O presidente do Banco Central (BC), Roberto Campos Neto, rebateu nesta segunda-feira, 4, leituras de que a taxa de juros real – ou seja, que desconta a inflação – não caiu junto com os cortes promovidos pela autoridade monetária na Selic. “Isso não é verdade. Quando a taxa nominal começou a cair, a taxa real ex-ante à frente também começou a cair”, disse, em palestra na Associação Comercial de São Paulo (ACSP).
O presidente do BC frisou que os juros reais recuam no Brasil mais do que em outros mercados emergentes.
Segundo ele, ainda que a inflação no Brasil esteja em trajetória de queda, a situação ainda requer atenção, pois a inflação de serviços segue acima dos níveis de 2018 e 2019.

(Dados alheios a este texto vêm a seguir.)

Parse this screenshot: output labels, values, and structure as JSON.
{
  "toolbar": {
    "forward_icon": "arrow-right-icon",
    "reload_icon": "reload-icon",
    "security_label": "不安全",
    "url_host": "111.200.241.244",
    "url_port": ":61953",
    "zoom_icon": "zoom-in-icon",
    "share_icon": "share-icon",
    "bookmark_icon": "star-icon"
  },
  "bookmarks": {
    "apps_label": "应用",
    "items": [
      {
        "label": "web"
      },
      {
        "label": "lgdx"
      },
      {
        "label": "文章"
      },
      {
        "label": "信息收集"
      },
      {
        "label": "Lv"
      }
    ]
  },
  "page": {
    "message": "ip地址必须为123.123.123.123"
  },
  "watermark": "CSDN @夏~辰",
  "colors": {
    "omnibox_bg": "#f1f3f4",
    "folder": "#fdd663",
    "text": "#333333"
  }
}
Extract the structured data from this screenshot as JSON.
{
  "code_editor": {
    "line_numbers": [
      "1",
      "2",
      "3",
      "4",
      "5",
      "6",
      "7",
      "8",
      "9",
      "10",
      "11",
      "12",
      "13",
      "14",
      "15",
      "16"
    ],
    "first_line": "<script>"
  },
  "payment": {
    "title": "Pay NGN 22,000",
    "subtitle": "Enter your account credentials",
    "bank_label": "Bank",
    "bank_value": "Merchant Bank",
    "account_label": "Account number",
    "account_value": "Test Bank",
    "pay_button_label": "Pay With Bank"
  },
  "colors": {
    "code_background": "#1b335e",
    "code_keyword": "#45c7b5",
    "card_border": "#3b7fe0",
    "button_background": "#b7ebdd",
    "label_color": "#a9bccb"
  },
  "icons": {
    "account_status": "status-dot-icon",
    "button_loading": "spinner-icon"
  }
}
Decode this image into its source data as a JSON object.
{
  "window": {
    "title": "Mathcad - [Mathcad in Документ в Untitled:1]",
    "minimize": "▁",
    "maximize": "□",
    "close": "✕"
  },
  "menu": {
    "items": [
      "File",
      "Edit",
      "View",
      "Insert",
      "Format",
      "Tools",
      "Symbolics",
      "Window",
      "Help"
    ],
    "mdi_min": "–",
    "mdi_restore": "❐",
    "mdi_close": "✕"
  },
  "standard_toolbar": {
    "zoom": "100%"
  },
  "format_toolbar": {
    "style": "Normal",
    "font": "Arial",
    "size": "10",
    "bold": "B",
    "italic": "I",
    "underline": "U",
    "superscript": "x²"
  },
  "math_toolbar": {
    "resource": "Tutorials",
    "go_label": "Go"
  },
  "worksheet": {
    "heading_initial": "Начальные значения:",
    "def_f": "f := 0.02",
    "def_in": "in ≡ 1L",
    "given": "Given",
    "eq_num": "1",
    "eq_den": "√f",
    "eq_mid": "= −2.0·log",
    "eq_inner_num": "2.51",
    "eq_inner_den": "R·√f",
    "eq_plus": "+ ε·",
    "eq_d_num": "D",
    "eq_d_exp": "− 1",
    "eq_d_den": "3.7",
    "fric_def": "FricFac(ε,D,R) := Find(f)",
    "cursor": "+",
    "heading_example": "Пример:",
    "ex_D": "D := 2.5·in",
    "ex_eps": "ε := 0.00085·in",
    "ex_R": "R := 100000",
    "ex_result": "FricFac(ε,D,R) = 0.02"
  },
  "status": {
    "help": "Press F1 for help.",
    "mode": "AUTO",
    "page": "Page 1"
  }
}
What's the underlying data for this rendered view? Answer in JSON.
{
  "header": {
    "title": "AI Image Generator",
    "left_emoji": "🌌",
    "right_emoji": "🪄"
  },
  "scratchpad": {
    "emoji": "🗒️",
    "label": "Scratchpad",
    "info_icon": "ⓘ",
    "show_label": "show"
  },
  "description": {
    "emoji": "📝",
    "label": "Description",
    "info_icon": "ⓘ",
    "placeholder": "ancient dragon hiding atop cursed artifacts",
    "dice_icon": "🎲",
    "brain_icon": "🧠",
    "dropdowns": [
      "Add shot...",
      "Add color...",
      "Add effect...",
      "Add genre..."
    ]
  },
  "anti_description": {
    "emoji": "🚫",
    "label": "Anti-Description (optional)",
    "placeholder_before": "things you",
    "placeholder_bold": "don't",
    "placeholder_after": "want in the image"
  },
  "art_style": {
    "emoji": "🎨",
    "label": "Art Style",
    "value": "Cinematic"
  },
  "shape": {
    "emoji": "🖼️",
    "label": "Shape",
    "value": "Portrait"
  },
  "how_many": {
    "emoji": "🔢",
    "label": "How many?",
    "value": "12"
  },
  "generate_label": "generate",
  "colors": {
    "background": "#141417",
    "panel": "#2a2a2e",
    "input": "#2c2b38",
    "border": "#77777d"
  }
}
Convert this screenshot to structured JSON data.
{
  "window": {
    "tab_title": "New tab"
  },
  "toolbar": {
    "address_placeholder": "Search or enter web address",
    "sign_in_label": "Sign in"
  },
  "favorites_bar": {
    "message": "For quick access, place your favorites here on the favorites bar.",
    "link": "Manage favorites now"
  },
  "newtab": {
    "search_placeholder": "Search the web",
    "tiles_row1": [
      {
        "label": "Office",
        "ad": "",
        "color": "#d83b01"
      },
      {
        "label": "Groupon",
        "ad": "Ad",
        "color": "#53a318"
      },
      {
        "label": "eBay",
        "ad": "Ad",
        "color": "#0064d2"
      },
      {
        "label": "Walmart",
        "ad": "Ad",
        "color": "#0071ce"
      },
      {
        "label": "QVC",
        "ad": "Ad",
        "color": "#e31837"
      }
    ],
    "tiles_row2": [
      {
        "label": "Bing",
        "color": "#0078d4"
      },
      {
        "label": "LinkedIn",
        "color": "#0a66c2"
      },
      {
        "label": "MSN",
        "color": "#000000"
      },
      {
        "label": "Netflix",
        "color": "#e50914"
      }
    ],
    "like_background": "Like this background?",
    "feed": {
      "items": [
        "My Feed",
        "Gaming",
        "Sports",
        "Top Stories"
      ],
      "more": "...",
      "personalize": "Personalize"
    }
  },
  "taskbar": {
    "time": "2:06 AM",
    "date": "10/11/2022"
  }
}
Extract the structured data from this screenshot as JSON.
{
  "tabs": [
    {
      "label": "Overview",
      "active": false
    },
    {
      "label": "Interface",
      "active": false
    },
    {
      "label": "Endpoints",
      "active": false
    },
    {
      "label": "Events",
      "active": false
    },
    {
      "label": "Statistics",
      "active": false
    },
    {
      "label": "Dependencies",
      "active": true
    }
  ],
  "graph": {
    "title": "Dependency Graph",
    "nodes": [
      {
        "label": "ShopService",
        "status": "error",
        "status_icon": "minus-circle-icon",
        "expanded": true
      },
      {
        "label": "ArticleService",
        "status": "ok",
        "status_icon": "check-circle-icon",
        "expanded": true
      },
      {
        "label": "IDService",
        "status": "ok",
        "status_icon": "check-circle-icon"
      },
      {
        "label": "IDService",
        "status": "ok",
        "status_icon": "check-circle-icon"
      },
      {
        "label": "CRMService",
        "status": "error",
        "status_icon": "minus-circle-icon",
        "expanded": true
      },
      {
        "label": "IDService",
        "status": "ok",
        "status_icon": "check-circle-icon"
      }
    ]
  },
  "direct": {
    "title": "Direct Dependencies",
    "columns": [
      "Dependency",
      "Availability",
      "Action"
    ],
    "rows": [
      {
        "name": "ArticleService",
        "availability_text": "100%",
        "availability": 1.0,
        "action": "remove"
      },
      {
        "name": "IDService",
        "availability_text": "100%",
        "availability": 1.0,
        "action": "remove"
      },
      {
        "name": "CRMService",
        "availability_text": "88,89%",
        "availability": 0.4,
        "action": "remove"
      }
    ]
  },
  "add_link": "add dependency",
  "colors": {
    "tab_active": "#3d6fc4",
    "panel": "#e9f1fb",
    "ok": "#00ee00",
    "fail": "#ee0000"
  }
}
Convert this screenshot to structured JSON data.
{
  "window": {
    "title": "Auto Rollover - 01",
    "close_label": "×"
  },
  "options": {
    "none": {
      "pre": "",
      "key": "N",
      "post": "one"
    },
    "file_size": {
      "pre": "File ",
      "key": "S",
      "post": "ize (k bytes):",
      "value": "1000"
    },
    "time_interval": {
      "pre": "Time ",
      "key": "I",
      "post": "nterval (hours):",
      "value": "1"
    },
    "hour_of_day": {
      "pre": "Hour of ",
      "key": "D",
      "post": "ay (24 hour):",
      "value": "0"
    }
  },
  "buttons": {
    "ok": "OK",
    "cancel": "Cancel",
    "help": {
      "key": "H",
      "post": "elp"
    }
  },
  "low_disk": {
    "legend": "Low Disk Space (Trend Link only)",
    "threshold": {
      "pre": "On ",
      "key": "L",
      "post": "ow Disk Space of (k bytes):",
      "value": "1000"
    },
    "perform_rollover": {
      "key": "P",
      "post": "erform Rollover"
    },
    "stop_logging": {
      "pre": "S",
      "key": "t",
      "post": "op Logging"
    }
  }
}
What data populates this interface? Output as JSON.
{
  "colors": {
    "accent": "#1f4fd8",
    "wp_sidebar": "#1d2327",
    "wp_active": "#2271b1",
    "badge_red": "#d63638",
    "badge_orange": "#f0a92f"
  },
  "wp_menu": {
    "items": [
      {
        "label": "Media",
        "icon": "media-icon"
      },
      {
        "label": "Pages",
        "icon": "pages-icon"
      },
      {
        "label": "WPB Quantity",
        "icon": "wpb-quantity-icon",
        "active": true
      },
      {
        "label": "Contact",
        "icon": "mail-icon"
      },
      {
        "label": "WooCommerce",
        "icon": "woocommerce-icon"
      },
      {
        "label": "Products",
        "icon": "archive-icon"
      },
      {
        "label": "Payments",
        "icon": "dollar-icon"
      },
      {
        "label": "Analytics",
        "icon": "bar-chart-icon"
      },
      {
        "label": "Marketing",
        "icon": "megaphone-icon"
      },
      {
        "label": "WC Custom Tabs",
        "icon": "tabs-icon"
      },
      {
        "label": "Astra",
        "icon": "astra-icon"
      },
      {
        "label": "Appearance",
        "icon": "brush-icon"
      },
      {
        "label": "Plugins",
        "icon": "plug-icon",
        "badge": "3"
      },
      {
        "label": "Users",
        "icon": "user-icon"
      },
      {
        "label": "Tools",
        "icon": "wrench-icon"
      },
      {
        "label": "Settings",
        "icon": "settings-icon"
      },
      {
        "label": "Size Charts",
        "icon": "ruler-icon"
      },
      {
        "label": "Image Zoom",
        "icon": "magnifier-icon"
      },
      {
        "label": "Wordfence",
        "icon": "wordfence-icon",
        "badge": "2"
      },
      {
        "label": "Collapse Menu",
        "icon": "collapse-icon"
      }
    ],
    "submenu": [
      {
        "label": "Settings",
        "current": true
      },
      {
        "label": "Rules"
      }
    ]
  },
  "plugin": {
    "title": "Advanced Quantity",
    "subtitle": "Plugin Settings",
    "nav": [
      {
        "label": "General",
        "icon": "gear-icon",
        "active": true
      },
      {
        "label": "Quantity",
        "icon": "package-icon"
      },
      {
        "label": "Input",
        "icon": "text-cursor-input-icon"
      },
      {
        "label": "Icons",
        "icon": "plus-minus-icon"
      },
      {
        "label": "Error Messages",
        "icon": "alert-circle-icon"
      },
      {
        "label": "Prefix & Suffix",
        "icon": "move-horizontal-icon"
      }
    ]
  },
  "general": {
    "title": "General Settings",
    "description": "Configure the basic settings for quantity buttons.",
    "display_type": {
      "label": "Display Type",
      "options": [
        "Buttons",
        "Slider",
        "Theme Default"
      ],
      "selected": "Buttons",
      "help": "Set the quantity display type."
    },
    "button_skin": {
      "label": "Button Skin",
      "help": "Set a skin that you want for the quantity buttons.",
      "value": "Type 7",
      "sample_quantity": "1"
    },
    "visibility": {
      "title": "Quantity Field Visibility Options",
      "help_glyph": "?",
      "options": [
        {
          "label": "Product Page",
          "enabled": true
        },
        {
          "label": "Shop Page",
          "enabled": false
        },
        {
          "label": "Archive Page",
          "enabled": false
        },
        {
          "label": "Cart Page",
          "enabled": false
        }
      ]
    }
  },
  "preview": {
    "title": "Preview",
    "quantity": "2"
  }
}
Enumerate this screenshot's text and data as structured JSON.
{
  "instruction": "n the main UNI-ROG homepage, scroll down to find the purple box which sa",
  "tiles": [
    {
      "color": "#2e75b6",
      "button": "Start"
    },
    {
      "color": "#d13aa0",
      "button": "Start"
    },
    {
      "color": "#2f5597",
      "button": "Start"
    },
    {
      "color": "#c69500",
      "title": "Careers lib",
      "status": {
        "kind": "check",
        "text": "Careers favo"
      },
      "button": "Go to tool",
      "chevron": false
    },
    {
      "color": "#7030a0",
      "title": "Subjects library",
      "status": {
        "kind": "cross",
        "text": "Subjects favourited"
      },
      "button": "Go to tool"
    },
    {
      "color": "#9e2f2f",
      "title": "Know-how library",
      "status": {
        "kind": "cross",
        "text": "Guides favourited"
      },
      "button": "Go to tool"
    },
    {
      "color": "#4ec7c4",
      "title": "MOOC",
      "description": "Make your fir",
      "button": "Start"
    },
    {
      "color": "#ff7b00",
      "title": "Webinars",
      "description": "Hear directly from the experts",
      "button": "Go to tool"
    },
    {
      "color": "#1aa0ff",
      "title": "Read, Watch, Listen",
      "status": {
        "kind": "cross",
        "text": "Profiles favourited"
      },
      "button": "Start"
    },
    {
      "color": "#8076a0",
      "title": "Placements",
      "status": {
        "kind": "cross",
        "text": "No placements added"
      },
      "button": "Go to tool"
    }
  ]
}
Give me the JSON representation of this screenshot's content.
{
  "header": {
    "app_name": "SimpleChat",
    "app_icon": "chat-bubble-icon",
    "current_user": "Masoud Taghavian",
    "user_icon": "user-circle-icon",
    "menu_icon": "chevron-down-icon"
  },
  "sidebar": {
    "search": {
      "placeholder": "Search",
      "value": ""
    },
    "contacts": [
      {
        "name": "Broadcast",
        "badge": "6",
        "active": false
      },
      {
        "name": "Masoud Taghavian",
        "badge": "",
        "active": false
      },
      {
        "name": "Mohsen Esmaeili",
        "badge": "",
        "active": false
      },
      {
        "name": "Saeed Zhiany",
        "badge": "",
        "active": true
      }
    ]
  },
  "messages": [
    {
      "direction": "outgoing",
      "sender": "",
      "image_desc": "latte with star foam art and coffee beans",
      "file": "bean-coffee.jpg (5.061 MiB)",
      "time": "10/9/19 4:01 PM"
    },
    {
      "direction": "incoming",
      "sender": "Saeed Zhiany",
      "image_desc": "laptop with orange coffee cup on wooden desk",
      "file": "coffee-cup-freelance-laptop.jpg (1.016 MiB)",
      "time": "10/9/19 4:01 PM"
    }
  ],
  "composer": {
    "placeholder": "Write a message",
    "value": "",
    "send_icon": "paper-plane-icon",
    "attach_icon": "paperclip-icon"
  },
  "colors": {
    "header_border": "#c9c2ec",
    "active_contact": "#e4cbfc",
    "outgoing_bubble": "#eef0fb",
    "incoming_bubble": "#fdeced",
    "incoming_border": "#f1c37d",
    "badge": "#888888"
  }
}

O presidente do BC observou ainda que a economia segue surpreendendo, citando revisões para cima das expectativas de crescimento do Produto Interno Bruto (PIB) de 2024 após a alta de 2,9% registrada no ano passado.
Investimentos privados como alternativa a restrições fiscais
Campos Neto disse também que o Brasil precisa encontrar formas de estimular investimentos privados para contornar as restrições fiscais que limitam o espaço a gastos públicos. Ele citou o aperto fiscal ao defender que o setor privado seja o indutor do crescimento, ao invés dos gastos públicos.
Afirmou que o País precisa avançar na agenda de investimentos privados, citando como exemplo a desburocratização, já que o espaço fiscal para que o setor público ocupe sozinho esse papel esbarra na dívida e na carga tributária, as mais altas no mundo emergente.
Entre as vantagens do Brasil, Campos Neto pontuou que o País consegue, como poucos no mundo, produzir com energia limpa.
Nesse sentido, o presidente do Banco Central manifestou a expectativa de que o Brasil comece a atrair mais investimentos em novos projetos de energia renovável.
Cenário aponta para uma Selic de 9,5%, diz ex-diretor do BC
O cenário de inflação é positivo e deve permitir que o Banco Central diminua a taxa Selic a ao menos 9,5% este ano. A tese é do ex-diretor da autoridade monetária e gestor de portfólio da Itaú Asset, Bruno Serra.
Além disso, durante evento do BTG Pactual, Serra acrescentou considerar possível uma taxa Selic menor, de até 9%, mas destacou que isso exige uma postura conservadora na condução da política monetária.
“Quanto mais o Banco Central for conservador agora, ele vai acabar colhendo frutos desse ambiente de inflação corrente mais benigno e vai poder estender o ciclo ao longo do segundo semestre, talvez com algumas reduções de 0,25 ponto porcentual a mais do que o mercado espera”, disse Serra, que participou na manhã da quinta-feira da mesa “Economia em Foco: Desafios e Oportunidades Globais”, do BTG Summit 2024.
O ex-diretor do BC já espera que o IPCA, índice oficial de inflação, fique entre 3% e 3,2% este ano – mais perto do centro da meta, de 3%, do que da mediana do último relatório Focus, de 3,81%.
E acrescentou que fatores como a queda das commodities agrícolas e o bom desempenho do câmbio brasileiro devem ajudar esse cenário.
Ritmo de cortes da Selic
Antes, Serra defendeu que retire já na reunião de março o seu “forward guidance“, que promete novos cortes de 0,5 ponto porcentual da taxa Selic nos dois encontros seguintes.
Com essa comunicação mais conservadora e a expectativa de uma evolução positiva do cenário, o BC poderia reduzir mais os juros no total, argumentou.
Na avaliação de Bruno Serra, o mercado ainda guarda alguma incerteza sobre a transição na gestão do Banco Central, embora os diretores nomeados ao longo do último ano pelo presidente da República, Luiz Inácio Lula da Silva, tenham sido bons.
“Tem algum resquício da incerteza na transição do BC, apesar de as nomeações dos diretores terem sido bastante boas, com todo mundo falando a mesma língua”, disse Serra, durante o evento do BTG Pactual. “Ainda assim, acho que o mercado tem um pouco de pé atrás”, afirmou ele, após analisar o cenário sobre a Selic.